A week later, she went in again and was told of the verdict.

"`We have a decision now,' they said. `There was no violation of du Lac. He will receive counseling on relationship issues,'" Kelly recounted. "I told my contact person, `I'm mad. I can't believe this is happening.'"

She met with the Campus Alliance for Rape Elimination (C.A.R.E.), who told her she had a right to a transcript of the hearing. She said ResLife then told her that since she wasn't a Notre Dame student, she was lucky to come over and be a part of the hearing at all.

In desperation, she went to Linda Timm, vice president of Student Affairs at Saint Mary's.

"Dr. Timm helped me so much," Kelly said. "She was amazing. I also spoke with Father [Mark] Poorman [vice president of Student Affairs at Notre Dame], who said he was sorry. He hoped that I would seek pastoral help. But I still wasn't satisfied. I still felt a lot of guilt. I was drinking that night I got in his car."

Her turning point came that fall break when she was in a serious car accident.

"It was a legitimate way for me to die," Kelly said. "I realized then that I was there for a reason. I could get better. I needed someone to tell me I wasn't to blame, I was okay. I started to realize that I wasn't alone, that God was there to protect me."

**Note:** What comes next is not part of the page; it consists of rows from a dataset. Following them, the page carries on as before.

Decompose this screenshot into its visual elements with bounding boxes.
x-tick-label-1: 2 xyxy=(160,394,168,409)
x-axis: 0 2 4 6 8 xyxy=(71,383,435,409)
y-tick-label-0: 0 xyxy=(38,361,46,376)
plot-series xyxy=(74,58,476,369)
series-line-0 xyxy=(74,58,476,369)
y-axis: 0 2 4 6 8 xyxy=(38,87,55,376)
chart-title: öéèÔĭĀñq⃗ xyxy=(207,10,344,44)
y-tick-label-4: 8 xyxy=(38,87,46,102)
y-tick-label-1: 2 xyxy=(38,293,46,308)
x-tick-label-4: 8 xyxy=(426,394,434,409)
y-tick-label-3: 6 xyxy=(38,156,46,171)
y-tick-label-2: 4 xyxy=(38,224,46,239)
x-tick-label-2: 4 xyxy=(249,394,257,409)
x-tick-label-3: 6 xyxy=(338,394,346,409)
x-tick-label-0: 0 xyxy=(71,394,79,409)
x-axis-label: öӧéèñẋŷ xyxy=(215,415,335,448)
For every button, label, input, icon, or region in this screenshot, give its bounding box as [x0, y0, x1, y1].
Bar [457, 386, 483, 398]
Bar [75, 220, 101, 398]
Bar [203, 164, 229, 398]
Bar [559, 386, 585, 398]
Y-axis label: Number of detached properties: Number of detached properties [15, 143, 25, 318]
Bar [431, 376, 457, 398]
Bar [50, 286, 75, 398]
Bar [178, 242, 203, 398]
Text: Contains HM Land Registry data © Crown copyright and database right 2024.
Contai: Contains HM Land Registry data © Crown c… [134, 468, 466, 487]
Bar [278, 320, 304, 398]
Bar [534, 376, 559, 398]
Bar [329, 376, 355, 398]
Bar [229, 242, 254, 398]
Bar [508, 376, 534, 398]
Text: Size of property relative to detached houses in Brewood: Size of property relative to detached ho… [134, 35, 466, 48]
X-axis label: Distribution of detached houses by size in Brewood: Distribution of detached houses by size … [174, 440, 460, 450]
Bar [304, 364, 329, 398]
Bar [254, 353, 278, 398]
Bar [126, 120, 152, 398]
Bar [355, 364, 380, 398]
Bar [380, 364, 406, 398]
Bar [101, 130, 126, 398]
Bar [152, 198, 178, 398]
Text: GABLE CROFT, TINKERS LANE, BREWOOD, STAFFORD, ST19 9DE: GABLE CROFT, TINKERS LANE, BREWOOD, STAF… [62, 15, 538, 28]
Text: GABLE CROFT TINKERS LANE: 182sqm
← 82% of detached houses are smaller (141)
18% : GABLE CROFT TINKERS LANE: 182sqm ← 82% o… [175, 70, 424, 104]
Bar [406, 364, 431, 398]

While Kelly did write an anonymous letter to The Observer last year, she felt that wasn't enough. She spoke to Regina Hall students in an effort to educate students to the fact that they were not alone.

"One of the main things I want to go over is the fact that 1 in 4 women in their lifetime will be raped," Kelly said. "It's not just a statistic."

Kelly also advised her audience to go to the clinic immediately and to get help. Kelly herself took a shower and did not go to the clinic, and thus had no physical evidence to prove her case to outside authorities.

"There are so many places you can go to get help," Kelly said. "If anything ever happens, just go to the clinic. And if it happens to your friends you have to support them, to believe in them. Most women who come forward are not lying. If they won't go, you go yourself to get help. It's a lot for you to deal with."

Although she did not get the result she wanted from the ResLife hearing, she was grateful that they heard her case.

"Technically they don't have to hear [Saint Mary's] cases," Kelly said.